- Bailar me proporciona un placer que es ante todo físico. El movimiento de distintas partes del cuerpo de acuerdo con la música que está sonando me hace sentir un tipo de felicidad inmediata que parece depender del cuerpo mismo y funcionar al margen de lo que a veces pienso que soy yo: un ser que vive atrincherado en mi cráneo y mantiene una relación compleja con el resto de mi anatomía. Cada estrato de la música que escucho apela a una articulación o a un grupo muscular determinados, incitando un gesto que se desata con un gozo incontrolado y sorprendente. El habitante del cráneo no ha autorizado ese disfrute, no ha dado la orden para el movimiento. Cada vez me interesa menos la música que se dirige únicamente al habitante del cráneo y más la que lo hace al hombro, a la pelvis y al dedo gordo del pie.
- Tocar el piano se parece a ser percusionista. Cada dedo es una pequeña baquetita que percute en (o empuja, o acaricia) una tecla-palanca que pone en movimiento un macillo que golpea una cuerda tensa. Una y otra vez, muchas al mismo tiempo. Para obtener determinados resultados necesitas dar efecto, como una tenista o una jugadora de billar, a ese momento de contacto entre los dedos-baqueta y las teclas-palanca, necesitas prever el funcionamiento del mecanismo, qué velocidad va a adquirir el macillo, en qué momento va a golpear la cuerda, qué sutil variación tímbrica va a provocar cada ligera desviación en el ataque. Pero todo eso no lo hace tu cerebro, qué va. Lo hace tu cuerpo. El habitante del cráneo está ahí, pensando que dirige la orquesta. Pero por momentos se parece al niño pequeño que juega a dirigirla cuando en realidad está bailando su música.
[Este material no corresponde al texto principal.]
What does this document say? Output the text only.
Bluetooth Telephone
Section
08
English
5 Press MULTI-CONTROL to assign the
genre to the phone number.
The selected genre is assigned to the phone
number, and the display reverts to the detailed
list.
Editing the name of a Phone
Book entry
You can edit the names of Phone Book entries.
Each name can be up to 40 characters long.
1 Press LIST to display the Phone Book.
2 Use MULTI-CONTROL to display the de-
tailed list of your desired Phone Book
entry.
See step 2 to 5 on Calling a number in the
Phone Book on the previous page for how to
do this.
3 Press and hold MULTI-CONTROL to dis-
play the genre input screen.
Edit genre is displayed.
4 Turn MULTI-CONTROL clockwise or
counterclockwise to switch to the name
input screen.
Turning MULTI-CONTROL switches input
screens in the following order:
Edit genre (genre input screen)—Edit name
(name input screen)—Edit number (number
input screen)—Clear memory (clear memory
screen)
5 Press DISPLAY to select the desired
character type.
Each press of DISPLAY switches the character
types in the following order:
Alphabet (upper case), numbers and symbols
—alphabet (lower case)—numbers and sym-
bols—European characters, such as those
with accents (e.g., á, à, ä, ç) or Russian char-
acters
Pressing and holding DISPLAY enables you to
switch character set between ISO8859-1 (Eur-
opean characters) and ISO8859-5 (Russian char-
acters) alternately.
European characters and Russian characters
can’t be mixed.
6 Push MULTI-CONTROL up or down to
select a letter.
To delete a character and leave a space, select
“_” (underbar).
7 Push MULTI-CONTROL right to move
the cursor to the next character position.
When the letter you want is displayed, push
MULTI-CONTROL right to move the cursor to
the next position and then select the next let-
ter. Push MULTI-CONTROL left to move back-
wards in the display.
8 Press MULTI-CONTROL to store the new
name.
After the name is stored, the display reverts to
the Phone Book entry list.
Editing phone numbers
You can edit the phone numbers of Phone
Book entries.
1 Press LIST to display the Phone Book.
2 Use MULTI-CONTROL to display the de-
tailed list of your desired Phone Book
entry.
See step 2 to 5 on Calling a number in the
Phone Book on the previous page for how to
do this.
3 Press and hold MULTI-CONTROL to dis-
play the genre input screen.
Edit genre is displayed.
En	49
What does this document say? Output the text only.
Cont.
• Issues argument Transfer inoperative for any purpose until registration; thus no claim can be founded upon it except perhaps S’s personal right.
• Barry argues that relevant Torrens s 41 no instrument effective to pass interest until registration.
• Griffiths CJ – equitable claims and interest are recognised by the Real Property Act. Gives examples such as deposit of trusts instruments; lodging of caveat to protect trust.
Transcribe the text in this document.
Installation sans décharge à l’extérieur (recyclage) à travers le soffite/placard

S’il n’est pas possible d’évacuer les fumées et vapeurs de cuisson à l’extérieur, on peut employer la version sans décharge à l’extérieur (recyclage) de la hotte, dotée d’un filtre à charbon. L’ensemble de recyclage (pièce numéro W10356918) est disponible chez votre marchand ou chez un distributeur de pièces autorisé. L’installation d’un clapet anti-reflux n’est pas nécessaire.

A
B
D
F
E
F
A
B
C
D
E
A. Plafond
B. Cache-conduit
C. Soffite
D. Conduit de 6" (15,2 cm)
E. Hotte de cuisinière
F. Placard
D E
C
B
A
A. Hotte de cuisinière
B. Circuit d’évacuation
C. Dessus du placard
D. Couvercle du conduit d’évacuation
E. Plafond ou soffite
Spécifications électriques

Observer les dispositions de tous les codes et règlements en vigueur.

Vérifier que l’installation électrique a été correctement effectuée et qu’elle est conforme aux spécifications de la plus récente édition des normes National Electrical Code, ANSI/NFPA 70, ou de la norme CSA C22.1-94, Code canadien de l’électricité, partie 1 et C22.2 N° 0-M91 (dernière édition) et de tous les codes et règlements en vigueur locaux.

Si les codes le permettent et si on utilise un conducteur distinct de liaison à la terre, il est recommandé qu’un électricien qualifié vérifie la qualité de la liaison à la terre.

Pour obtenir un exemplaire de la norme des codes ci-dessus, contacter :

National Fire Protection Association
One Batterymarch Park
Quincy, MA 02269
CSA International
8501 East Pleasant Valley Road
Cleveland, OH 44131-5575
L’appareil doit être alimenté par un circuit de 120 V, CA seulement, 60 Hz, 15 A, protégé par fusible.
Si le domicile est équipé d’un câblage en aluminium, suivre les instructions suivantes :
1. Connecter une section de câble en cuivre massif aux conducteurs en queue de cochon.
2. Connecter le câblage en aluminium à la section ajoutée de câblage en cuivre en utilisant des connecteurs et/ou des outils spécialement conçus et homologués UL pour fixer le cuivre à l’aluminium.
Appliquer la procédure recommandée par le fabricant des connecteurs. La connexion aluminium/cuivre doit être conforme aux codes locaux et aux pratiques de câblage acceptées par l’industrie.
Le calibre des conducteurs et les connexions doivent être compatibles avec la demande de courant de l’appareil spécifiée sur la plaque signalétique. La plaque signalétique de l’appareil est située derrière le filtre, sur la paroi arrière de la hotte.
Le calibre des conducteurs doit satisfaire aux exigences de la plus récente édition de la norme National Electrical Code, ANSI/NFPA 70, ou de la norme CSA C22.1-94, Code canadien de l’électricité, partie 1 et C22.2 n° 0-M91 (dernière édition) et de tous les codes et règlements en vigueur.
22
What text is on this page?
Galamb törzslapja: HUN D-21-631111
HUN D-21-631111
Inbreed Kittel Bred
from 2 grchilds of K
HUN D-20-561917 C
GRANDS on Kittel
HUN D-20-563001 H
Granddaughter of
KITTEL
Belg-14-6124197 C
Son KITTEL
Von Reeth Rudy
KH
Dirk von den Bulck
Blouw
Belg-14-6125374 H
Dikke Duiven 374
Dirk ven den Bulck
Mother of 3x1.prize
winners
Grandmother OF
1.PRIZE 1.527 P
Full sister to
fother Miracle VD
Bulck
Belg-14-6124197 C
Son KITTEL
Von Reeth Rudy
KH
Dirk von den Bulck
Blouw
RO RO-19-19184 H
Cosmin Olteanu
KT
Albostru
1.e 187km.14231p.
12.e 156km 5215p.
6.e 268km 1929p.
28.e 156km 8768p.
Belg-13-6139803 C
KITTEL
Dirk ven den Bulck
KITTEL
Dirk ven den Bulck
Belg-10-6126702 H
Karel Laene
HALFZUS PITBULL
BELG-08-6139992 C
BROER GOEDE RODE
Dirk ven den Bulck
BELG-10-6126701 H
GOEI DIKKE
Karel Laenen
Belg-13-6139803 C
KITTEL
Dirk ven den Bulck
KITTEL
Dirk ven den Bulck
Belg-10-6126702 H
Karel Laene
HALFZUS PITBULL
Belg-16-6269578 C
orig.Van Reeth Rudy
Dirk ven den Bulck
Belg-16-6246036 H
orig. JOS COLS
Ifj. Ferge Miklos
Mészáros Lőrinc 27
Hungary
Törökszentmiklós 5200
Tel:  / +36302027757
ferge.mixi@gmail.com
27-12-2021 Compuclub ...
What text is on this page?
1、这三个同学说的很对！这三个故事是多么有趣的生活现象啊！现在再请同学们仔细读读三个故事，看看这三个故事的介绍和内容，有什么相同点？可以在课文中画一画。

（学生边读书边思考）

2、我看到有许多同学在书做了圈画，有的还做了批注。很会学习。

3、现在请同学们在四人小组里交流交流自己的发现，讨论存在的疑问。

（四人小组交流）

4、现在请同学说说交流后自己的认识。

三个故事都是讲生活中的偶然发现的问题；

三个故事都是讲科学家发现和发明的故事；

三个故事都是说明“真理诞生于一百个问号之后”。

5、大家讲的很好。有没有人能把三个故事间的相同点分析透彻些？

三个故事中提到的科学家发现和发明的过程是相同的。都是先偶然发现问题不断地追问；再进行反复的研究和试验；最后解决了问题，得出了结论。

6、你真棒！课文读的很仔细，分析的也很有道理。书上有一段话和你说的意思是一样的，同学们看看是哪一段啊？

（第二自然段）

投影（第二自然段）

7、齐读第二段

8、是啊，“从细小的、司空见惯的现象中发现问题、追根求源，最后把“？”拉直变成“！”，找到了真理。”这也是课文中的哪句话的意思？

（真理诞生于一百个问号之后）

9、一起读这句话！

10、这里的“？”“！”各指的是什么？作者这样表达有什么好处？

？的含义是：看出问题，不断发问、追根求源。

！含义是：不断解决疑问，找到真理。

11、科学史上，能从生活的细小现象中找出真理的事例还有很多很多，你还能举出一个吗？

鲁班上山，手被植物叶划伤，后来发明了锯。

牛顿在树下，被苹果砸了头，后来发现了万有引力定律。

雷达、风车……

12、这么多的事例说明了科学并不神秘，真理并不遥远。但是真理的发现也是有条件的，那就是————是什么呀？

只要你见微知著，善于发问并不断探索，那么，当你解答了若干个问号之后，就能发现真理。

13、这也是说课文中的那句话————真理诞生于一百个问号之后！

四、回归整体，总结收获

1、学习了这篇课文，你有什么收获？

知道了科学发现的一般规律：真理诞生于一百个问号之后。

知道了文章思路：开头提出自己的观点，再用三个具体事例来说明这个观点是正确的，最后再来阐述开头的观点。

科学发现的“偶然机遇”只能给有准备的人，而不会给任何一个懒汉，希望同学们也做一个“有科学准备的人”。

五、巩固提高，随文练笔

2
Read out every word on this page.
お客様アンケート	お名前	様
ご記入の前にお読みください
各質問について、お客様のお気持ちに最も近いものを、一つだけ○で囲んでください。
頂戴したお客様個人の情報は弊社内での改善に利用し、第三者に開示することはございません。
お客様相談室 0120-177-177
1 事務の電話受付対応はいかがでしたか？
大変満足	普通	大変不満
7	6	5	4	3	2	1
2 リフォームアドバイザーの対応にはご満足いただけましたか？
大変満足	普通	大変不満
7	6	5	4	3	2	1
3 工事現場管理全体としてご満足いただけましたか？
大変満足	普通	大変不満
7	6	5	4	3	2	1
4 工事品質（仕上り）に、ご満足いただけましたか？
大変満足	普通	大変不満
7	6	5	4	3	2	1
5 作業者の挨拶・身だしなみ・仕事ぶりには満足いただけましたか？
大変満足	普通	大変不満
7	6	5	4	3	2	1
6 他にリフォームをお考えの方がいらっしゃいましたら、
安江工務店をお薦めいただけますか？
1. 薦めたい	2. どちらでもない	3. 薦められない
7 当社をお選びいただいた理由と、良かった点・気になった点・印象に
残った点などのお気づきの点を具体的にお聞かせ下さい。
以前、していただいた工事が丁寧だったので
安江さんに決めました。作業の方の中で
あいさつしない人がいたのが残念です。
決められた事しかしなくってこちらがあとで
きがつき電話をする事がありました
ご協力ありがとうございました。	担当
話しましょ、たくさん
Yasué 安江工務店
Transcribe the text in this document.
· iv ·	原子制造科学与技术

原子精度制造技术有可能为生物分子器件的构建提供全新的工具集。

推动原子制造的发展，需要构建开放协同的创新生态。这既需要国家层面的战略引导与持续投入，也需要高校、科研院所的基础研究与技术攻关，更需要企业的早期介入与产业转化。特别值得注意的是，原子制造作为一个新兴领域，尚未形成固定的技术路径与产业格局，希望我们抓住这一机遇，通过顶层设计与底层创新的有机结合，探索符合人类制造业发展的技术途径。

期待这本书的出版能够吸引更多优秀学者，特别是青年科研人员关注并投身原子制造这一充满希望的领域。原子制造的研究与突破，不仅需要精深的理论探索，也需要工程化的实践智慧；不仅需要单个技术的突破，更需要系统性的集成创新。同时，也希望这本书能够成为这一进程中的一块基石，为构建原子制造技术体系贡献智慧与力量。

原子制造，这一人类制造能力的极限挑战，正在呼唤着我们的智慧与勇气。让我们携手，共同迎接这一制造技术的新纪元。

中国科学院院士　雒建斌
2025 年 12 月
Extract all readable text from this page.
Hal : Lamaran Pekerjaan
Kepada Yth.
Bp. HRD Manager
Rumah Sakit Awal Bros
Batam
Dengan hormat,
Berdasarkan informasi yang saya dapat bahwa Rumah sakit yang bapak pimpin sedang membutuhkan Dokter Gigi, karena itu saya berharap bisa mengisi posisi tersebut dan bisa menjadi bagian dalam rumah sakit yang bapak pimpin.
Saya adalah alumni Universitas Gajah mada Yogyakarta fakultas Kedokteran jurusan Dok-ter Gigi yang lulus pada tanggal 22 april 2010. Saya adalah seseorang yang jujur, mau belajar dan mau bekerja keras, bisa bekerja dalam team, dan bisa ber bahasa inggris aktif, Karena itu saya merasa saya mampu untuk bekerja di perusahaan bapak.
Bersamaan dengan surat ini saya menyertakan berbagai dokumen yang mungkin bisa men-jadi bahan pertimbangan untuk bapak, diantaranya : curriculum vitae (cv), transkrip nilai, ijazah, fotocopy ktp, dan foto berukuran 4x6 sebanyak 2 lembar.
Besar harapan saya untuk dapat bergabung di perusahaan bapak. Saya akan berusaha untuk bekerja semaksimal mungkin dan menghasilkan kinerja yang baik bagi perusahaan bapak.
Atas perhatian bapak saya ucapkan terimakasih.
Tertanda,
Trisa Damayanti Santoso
- Las lenguas que conozco están hechas con sonido. Casi todas las que no conozco también lo están. En el caso de estas últimas, el plano sonoro es al único al que puedo acceder. Escucho a gente hablando en lenguas que no entiendo y disfruto como quien escucha música o quien oye llover. El sonido puro y duro me acaricia la oreja y mece mi cuerpo. También funciona si es una lengua que conozco; en ese caso, me recreo en ciertas vocales, cuya llegada espero impaciente y en las que me acurruco. Repito una y otra vez los fonemas que me llaman la atención, hasta que en mi boca chapucera encuentro una imitación lo bastante parecida a lo que busco como para provocar ese estremecimiento placentero casi infantil por injustificado. El habitante del cráneo observa expectante y aplaude cuando lo consigo.
- Pero no funciona solo con la fonética. Esta hace que disfruten mi lengua, mi cavidad bucal entera, mi cara por dentro y mi cuero cabelludo. Un poco los hombros, tal vez. En cambio, la gramática va directa a mi cerebro y baja por la parte posterior de mi espina dorsal. En la cadencia perfecta que encuentran unas pocas escritoras, algunos escritores, esta música hecha de palabras que se mueven hace que tenga que apartar un momento el libro, cerrar los ojos y dejar que la sensación me inunde por desbordamiento. El ser de mi cráneo y yo nos abrazamos llorando, nos sentimos felices y bailamos el vals. Estamos profundamente agradecidas.
- Porque cuando nos sosegamos, esto queda: la alegría animal de ser ante todo un cuerpo que está en el mundo, que disfruta terriblemente con ello y cuya integridad no se ve amenazada de manera obvia o constante (no más que lo que implica ser un cuerpo que enferma y muere; no más que lo que implica ser un cuerpo de mujer adulta, blanca, de aspecto y capacidad funcional normativos, relativamente sana y con recursos económicos y humanos que lo protegen). Ser, en ese sentido y en algunos otros, un cuerpo privilegiado. Me recuerdo a mí misma con esto que no todos los cuerpos son, o somos, iguales.
- Y aunque me resulta un poco lejano el marco conceptual medieval de doña Hildegarda de Bingen, vale la pena recordar también que esta señora ya lo dijo así de bien: el alma no está en el cuerpo; el cuerpo está en el alma.